As “The Monk and the Gun” opens and we listen to radio reports about upcoming mock elections in Bhutan, an elderly lama, played by real-life lama Kelsang Choejay, instructs his young monk attendant Tashi (Tandin Wangchuk, whose surprising day job is frontman of the Bhutanese alt-rock band Misty Terrace) to bring him back two guns so he can “set things right.” The purpose of this strange and potentially alarming mission will remain a mystery until the film’s climax.

Set during the small Himalayan country’s transition from monarchy to parliamentary democracy, “The Monk and the Gun” offers a sly satire of today’s polarized world.

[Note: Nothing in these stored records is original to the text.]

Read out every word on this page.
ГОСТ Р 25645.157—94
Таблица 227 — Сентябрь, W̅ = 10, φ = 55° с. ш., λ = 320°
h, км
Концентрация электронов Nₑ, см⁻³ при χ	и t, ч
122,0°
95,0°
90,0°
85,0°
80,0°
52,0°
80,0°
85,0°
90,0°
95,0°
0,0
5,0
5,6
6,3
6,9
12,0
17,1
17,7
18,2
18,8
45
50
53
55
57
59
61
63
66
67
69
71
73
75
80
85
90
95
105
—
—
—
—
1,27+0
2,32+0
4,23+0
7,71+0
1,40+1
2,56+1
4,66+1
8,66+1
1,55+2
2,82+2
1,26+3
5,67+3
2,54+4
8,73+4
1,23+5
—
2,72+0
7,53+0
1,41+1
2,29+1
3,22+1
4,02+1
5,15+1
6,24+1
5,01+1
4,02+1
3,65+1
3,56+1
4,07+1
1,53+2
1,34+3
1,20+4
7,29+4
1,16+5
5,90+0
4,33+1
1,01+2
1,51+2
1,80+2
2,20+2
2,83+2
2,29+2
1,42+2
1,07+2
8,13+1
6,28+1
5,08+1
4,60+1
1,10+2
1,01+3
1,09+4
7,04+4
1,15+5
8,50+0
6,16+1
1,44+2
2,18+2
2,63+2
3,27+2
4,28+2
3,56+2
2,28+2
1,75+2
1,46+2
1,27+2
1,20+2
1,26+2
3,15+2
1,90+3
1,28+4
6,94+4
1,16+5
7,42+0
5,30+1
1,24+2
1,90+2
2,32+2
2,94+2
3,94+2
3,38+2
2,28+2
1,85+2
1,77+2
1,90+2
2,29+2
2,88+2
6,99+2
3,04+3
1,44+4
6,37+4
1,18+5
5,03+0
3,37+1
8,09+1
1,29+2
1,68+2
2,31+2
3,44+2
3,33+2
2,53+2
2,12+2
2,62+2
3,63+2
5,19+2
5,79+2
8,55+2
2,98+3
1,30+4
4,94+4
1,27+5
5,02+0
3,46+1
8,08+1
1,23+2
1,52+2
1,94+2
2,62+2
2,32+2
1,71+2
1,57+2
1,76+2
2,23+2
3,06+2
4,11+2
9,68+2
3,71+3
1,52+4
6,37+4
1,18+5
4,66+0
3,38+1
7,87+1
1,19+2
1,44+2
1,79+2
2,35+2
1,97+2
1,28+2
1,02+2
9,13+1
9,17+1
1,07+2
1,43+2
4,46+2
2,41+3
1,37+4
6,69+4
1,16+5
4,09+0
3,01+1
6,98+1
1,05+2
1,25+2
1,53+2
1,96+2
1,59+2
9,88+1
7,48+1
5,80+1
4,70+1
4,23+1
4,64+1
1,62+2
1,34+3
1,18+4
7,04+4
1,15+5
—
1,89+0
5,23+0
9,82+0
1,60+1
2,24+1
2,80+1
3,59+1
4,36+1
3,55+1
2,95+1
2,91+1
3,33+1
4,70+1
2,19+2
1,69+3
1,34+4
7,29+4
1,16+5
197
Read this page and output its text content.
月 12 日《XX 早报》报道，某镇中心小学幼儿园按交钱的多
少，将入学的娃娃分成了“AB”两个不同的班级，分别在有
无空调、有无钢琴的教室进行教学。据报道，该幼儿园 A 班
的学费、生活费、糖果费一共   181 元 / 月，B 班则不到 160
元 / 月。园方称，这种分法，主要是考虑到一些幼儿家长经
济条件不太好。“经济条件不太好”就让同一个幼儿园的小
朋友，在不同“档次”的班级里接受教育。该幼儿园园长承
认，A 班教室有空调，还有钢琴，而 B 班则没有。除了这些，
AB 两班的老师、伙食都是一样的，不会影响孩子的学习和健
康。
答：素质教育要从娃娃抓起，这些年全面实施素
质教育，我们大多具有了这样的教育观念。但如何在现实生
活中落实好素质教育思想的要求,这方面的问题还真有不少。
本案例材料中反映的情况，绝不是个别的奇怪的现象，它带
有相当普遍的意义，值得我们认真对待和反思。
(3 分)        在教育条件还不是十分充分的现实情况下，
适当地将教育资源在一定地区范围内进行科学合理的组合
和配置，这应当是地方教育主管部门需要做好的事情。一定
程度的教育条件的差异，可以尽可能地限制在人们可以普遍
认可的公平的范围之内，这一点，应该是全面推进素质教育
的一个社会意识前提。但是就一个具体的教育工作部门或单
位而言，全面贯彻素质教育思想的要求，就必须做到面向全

Written and directed by Pawo Choyning Dorji, and focusing on Bhutan’s preparations for the democratic elections first held in 2008, it shares the same wry spirit and gentle tension between tradition and modernity that characterized the Bhutanese-born, American-trained filmmaker’s heartwarming Oscar-nominated 2019 film, “Lunana: A Yak in the Classroom,” but with some added bite.

The central conflict is not between candidates but between the population of a small mountain village, who don’t see the benefit of voting, and the elections officials who have traveled from the capital to convince them otherwise. “Why are you teaching us to be so rude?” a bewildered old woman asks the bureaucrats (Pema Zangmo Sherpa and Tandin Phubz) who are encouraging villagers to shout one another down at a practice rally. “This is not who we are.”

There’s another, more pertinent question, raised by an American visitor: “People have to be taught how to vote?” Well, yes, in a country that didn’t legalize television and the internet until 1999.

But there are other lessons to learn in this sweet, off-kilter comedy.

The American (Harry Einhorn — like most in the cast, a non-actor making his debut) is Ronald Coleman, whose name is an unsubtle nod to actor Ronald Colman, the star of “Lost Horizon,” a fish-out-of-water tale about Western travelers who crash-land in the fictional Tibetan valley of Shangri-La.

This Ron has arrived in Bhutan seeking a Civil War-era rifle that has somehow turned up in the possession of a rural farmer. Accompanied by his interpreter (Tandin Sonam), Ron hopes to buy it for a collector back home. But Tashi manages to get hold of the weapon first.

It’s an unexpectedly suspenseful shaggy dog story, as well as a pretty funny one, with subtly pointed barbs about American politics. At one point, a villager asks Ron whether he can share some insights about the peaceful transfer of power, since he comes from “the land of Lincoln and JFK.”

America is a nation where there are more guns than people, as another character notes, in sharp contrast with the film’s setting, where obtaining one rusty firearm is difficult enough. (It’s no accident that the gun in dispute dates to a historic American conflict.)

“The Monk and the Gun” didn’t make it to the Oscars this year, although it was Bhutan’s official submission. That’s a shame. It’s a sharper commentary on the contemporary world than “Lunana.”

Though it takes place in the recent past, at a time when the Bhutanese people were still getting used to such American imports as James Bond movies and “black water” (Coca-Cola), the film has something important to say about the promise and the perils of the present.

PG-13. At area theaters. Contains a large red wooden phallus — a traditional Bhutanese symbol of protection against evil — and smoking. In Dzongkha and some English with subtitles. 112 minutes.